My long-standing love for mob films runs deep so when “Live by Night”, a roaring 20s mobster period piece, was announced, I was pretty stoked to see it. Based on the book of the same name by Dennis Lehane, whose works also include Mystic River and Sutter Island, “Live by Night” is an almost larger than life story, spanning over multiple years and touching on multiple hot button topics like addiction, racism and religion. Unfortunately, the silver screen translation, directed and starred, by two-time Oscar winner Ben Affleck, didn’t carry “umph” and ambition that the book does.
“Live by Night” hales a pretty impressive cast telling the story Joe Coughlin (Affleck), Irish mobster and son of the police chief (Brendan Gleeson), attempting to rise through the mafia ranks in Boston along with his lover, and local mob boss Albet White’s (Robert Glenister) girlfriend, Emma (Sienna Miller). Others who make appearances in the film include Remo Girone, Chris Cooper, Zoe Saldana, and Ellie Fanning.
Though “Live by Night” has a great cast, and generous plot to work with, there weren’t many times where I get that exciting, “in on the action” feeling that most mobster films provide. In fact, I spent a lot of the time feeling as if it was waiting. With scenes stuffed with dialoged, I was waiting for things to happen, thinking that, maybe, this slow scene would be the last before something big (though it never felt like it was.) While the production design by Jess Gonchor and set decoration by Nancy Haigh was top quality, there wasn’t that sense of grimy, getting your hands dirty feeling, to makes the costumes and setting feel real. It felt like I was waiting to be immersed in the mafia world, full of grit and grime. Yes, they all wore their nice suits like you expect made men to wear, but after offing a 3 people before lunch, it’s hard to believe that the characters remain so pristine.
However, what I was really waiting for, and what I believe became the ultimate downfall of “Live by Night”, was to have gained any sense of loyalty, or even empathy, for main character Coughlin. In the Scorsese mafia film “Goodfellas”, I became loyal to protagonist Henry Hill. Sure, he was a bad guy who did bad things, but the film made me want him to succeed. Affleck’s Coughlin is constantly straddling this confusing line between being a good guy and a bad guy in a way that left me, more or less, indifferent by the end. Affleck lacked a passion and conviction in his decisions, both good and bad, which could have pulled me on his side. I think both lack luster acting, and the writing of his character, is to blame.

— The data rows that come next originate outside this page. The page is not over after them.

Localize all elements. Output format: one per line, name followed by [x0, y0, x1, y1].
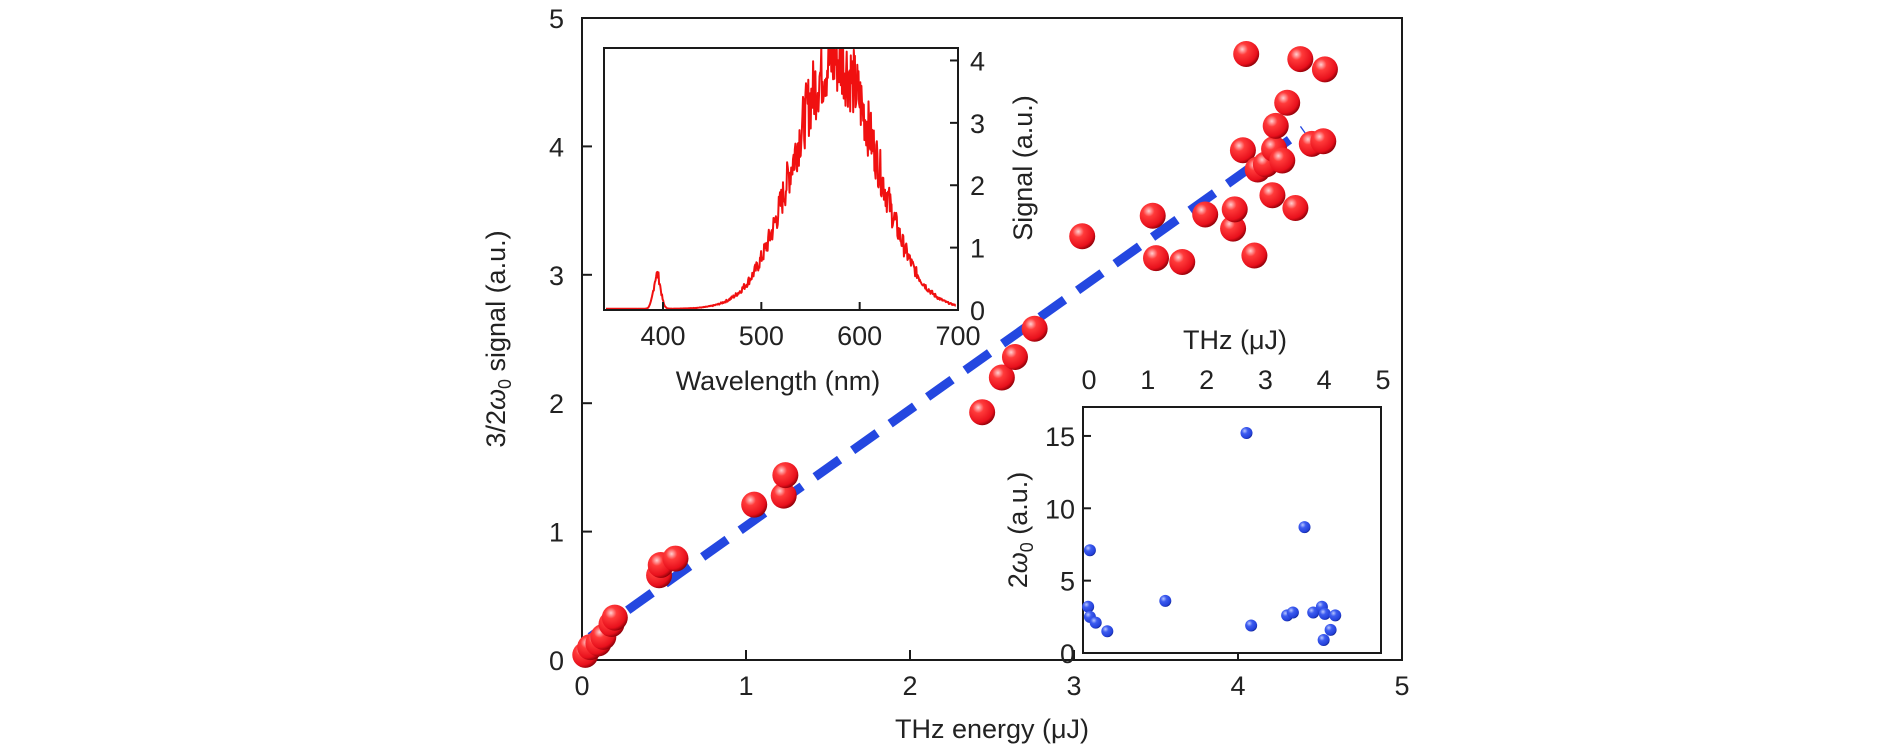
spectrum-line: [605, 47, 957, 310]
main-x-axis-title: THz energy (μJ): [895, 714, 1089, 744]
spectrum-y-axis-title: Signal (a.u.): [1008, 95, 1038, 241]
small-data-point: [1101, 625, 1114, 638]
main-data-point: [1262, 112, 1289, 139]
main-data-point: [1269, 147, 1296, 174]
small-data-point: [1318, 607, 1331, 620]
spectrum-y-tick-label: 2: [970, 171, 985, 201]
main-data-point: [1192, 201, 1219, 228]
spectrum-line-layer: [605, 47, 957, 310]
main-data-point: [1021, 315, 1048, 342]
main-data-point: [1311, 56, 1338, 83]
small-data-point: [1245, 619, 1258, 632]
small-x-axis-title: THz (μJ): [1183, 325, 1287, 355]
main-data-point: [1001, 343, 1028, 370]
main-data-point: [1220, 215, 1247, 242]
small-data-point: [1324, 623, 1337, 636]
main-data-point: [601, 604, 628, 631]
main-data-point: [1229, 137, 1256, 164]
main-data-point: [969, 399, 996, 426]
small-data-point: [1083, 544, 1096, 557]
small-y-tick-label: 15: [1045, 422, 1075, 452]
spectrum-x-axis-title: Wavelength (nm): [676, 366, 881, 396]
small-ticks: 0 1 2 3 4 5 0 5 10 15: [1045, 365, 1391, 669]
main-data-point: [1139, 202, 1166, 229]
small-x-tick-label: 0: [1081, 365, 1096, 395]
main-data-point: [741, 491, 768, 518]
small-y-tick-label: 0: [1060, 639, 1075, 669]
main-y-tick-label: 4: [549, 132, 564, 162]
main-data-point: [1274, 89, 1301, 116]
main-data-point: [772, 462, 799, 489]
main-x-tick-label: 2: [902, 671, 917, 701]
small-data-point: [1286, 606, 1299, 619]
small-data-point: [1159, 594, 1172, 607]
spectrum-x-tick-label: 500: [739, 321, 784, 351]
main-y-axis-title: 3/2ω0 signal (a.u.): [481, 230, 515, 447]
small-y-tick-label: 10: [1045, 494, 1075, 524]
main-ticks: 0 1 2 3 4 5 0 1 2 3 4 5: [549, 4, 1410, 701]
main-data-point: [662, 545, 689, 572]
main-x-tick-label: 3: [1066, 671, 1081, 701]
spectrum-inset-background: [604, 48, 958, 310]
spectrum-y-tick-label: 3: [970, 109, 985, 139]
small-data-point: [1329, 609, 1342, 622]
main-data-point: [1259, 182, 1286, 209]
small-data-point: [1317, 633, 1330, 646]
small-data-point: [1307, 606, 1320, 619]
small-x-tick-label: 2: [1199, 365, 1214, 395]
main-data-point: [1169, 248, 1196, 275]
small-data-point: [1298, 521, 1311, 534]
main-data-point: [1143, 245, 1169, 272]
small-y-tick-label: 5: [1060, 567, 1075, 597]
main-data-point: [1282, 195, 1309, 222]
small-plot-frame: [1082, 406, 1382, 654]
main-data-point: [988, 364, 1015, 391]
main-y-tick-label: 5: [549, 4, 564, 34]
spectrum-y-tick-label: 1: [970, 234, 985, 264]
main-data-point: [1221, 196, 1248, 223]
main-y-tick-label: 0: [549, 646, 564, 676]
small-points-layer: [1082, 427, 1342, 646]
main-data-point: [770, 482, 797, 509]
main-data-point: [1287, 46, 1314, 73]
spectrum-plot-frame: [603, 47, 959, 311]
small-data-point: [1089, 616, 1102, 629]
main-x-tick-label: 1: [738, 671, 753, 701]
spectrum-x-tick-label: 600: [837, 321, 882, 351]
main-fit-line: [587, 126, 1307, 641]
main-x-tick-label: 5: [1394, 671, 1409, 701]
small-x-tick-label: 3: [1258, 365, 1273, 395]
spectrum-y-tick-label: 4: [970, 46, 985, 76]
small-x-tick-label: 5: [1375, 365, 1390, 395]
main-data-point: [1233, 40, 1260, 67]
spectrum-x-tick-label: 700: [935, 321, 980, 351]
main-data-point: [1069, 223, 1096, 250]
small-data-point: [1082, 600, 1095, 613]
small-x-tick-label: 1: [1140, 365, 1155, 395]
small-y-axis-title: 2ω0 (a.u.): [1003, 472, 1037, 589]
main-data-point: [1310, 128, 1337, 155]
spectrum-x-tick-label: 400: [640, 321, 685, 351]
main-plot-frame: [581, 17, 1403, 661]
small-x-tick-label: 4: [1317, 365, 1332, 395]
main-x-tick-label: 0: [574, 671, 589, 701]
main-data-point: [1241, 242, 1268, 269]
main-y-tick-label: 2: [549, 389, 564, 419]
main-x-tick-label: 4: [1230, 671, 1245, 701]
main-fit-layer: [587, 126, 1307, 641]
main-y-tick-label: 3: [549, 261, 564, 291]
spectrum-y-tick-label: 0: [970, 296, 985, 326]
small-inset: 0 1 2 3 4 5 0 5 10 15 THz (μJ) 2ω0 (a.u.): [1003, 325, 1391, 669]
main-chart: 0 1 2 3 4 5 0 1 2 3 4 5 THz energy (μJ) 3/2ω0 signa…: [481, 4, 1410, 744]
small-data-point: [1240, 427, 1253, 440]
main-points-layer: [572, 40, 1338, 668]
main-y-tick-label: 1: [549, 518, 564, 548]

“Live by Night” wasn’t a bad film, but it was a bad mafia film. The acting, for the most part, was good but the writing and the direction of the film was hard to read. It was trying to be like “Goodfellas” or even “The Godfather”, while also trying to be touching, in a way that made it feel much less like a mob movie and more of a crime drama (which I truly believe there is a difference.) Lehane’s book presented a expanded story that was full of issues to cover, and the film just couldn’t seem to grasp it all in a convincing way, and I got tired of waiting for it to do so.